The Kelvinator part of the partnership was a familiar brand for home appliances that was better known for their refrigerators than their carburetors.
Nash would later merge with Hudson in 1954 and begat American Motors while Kelvinator would continue under the new arrangement as a home appliance manufacturer after the merger.
The 1950 Nash we spotted at a show had the car’s trademark unusual appearance and was not beautiful in the traditional sense. Its model name from the factory was Nash Airflyte but owners Gord and Donna Leeson just call their car the “Bathtub”.
The name was one Gord used to describe the Nash’s appearance when he was a kid and they even use the name on their vanity license plate.
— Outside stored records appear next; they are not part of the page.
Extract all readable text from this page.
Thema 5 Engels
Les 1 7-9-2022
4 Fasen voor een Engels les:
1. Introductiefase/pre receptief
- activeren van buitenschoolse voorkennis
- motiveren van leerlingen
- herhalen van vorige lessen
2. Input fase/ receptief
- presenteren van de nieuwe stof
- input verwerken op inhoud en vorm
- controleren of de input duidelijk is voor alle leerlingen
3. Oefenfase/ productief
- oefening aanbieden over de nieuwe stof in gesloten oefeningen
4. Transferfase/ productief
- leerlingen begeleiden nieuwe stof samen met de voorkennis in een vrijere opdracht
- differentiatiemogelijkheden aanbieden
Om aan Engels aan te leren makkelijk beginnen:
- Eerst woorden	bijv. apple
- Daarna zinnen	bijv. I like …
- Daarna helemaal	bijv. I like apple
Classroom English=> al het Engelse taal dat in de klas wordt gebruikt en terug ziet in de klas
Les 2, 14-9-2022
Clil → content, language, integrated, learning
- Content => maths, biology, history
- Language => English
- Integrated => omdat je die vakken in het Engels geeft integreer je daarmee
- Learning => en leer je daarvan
The Leesons wanted something different when they chose the Nash and the car definitely fit the bill. The 1950 Nash was produced in very small numbers and few of them have survived the ensuing 66 years since they left the factory.
Gord’s Nash was purchased in Sioux Falls, South Dakota and left the dealership’s lot as a mild-mannered two door sedan with a modestly-powered OHV six-cylinder that was not likely to shove people back in their seat when the car was pushed to its performance limits in a street race.
Gord changed that game when he replaced the factory six-banger with a 350 Chevy small block and a tri-power carb setup.
The car’s engine is backed up by a 700 R-4 tranny that gives the car a solid combination of performance and reliability on the road.
The 1950 Nash was a unibody car long before the Big Three headed in this chassis direction. Gord did some serious upgrades to the original undercarriage on his Nash so it could handle the new power train and deliver better handling on the road.
Gord started with a custom-built chassis assembly with 4 bar coil-over system on the back end and a Mustang II front end in place of the original Nash clip. Gord emphasized their rebooted Nash was a driver and they plan to spend plenty of time on the road with it, so the improvements to the Nash will make it ready for 21st century highways.
The custom touches extend to the interior where a very cool instrument cluster from an aftermarket supplier sits in a new position in front of the driver. Gord added air conditioning to the Nash and also installed a custom sound system that looks retro but offers a full-load Bluetooth system. He can also hide the entire sound system behind a factory pull-down shutter.
The front seats are straight out of a high-end GMC Yukon and offer a very comfortable alternative to the original Nash seats and their legendary fold-down feature.
The search for “something different” in a vintage car has definitely ended on a successful note for the Leesons because their 1950 Nash was a very unusual ride even before Gord’s custom touches.
Mission accomplished on that “something different” front.